If I want to enhance my VHS captured video someone many years ago put me onto a video/picture enhance company called Topaz Labs. I tried a demo of the software and was blown away at the quality of the VHS video, it super enhanced it. I was amazed. I have tried other video enhancers but have not found anything that comes close to Topaz Labs. The only downside is their AI enhance software is very expensive and as yet have not be able to afford it but one of these days I will and will then be converting a lot of old VHS converted video's :)

oh and remember, when doing analog to digital conversions, the volume level is ALWAYS reduced because of the way analog to digital works.
 

Pbwj

macrumors member
Original poster
Oct 12, 2018
58
16
I do have a spare old Mac Pro that has a firewire input. However, to pass analog to the firewire input I would need a capture device that has analog in and Firewire out. I found such device like Canopus ADVC-100 but seems to not support OS X+. I also heard about XRGB-mini Framemeister, which I could technically use with my Elgato HD60 but it doesn't seem to support Macs.

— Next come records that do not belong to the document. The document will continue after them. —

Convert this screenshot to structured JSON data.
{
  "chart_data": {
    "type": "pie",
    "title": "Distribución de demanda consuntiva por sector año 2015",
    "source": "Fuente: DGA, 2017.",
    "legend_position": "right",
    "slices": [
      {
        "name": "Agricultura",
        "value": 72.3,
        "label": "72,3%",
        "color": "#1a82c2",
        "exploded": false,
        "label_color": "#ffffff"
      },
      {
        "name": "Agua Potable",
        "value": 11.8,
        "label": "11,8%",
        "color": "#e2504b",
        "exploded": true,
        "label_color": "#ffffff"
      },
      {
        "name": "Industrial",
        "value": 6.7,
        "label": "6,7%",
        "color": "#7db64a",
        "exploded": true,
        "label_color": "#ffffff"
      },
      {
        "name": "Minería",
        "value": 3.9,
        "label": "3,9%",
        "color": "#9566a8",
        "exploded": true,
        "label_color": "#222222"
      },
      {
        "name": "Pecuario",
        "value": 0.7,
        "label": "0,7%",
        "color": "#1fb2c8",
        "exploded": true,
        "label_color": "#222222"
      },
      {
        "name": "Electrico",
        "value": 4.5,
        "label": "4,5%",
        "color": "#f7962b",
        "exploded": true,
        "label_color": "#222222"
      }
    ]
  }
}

The search continues...
 

laptech

Suspended
Apr 26, 2013
3,666
4,044
Earth
I do have a spare old Mac Pro that has a firewire input. However, to pass analog to the firewire input I would need a capture device that has analog in and Firewire out. I found such device like Canopus ADVC-100 but seems to not support OS X+. I also heard about XRGB-mini Framemeister, which I could technically use with my Elgato HD60 but it doesn't seem to support Macs. The search continues...
That is why for VHS capture I specifically went for a windows based computer because there just way way much more video capture hardware and software that supports windows than it does the mac. Don't get me wrong, there is hardware and software that is mac supported but is costs way way much more than windows hardware and software for the same video quality results.

My current mac machine I use for VHS transfer is a 2015 iMac i5 using a mac supported USB video capture dongle I got from Amazon and using the freely available OBS software to record the video capture.
 

dandeco

macrumors 65816
Dec 5, 2008
1,212
1,020
Brockton, MA
The USB Elgato Video Capture dongle should do it, keeping in mind you'll need to also used the included app for the capture process. Alternatively, if you can find an older Canon or Sony DV camcorder that has S-video input/output and analog-to-digital passthrough, you could also use that, connected to the Mac via FireWire (if it's a 2012-present Mac, this will probably require a FireWire-to-Thunderbolt adapter, also may need to be daisy-chained to a Thunderbolt 2-to-3 adapter). Then you can import the footage using iMovie or Final Cut Pro or any other Mac video software supporting DV capture. I have a Sony DCR-TRV320 Digital8 camcorder that allows analog-to-digital passthrough via S-Video (and if you have analog Video8 or Hi-8 cassettes you can digitize those using the Digital8 camcorder through the FireWire connection with virtually no hassle).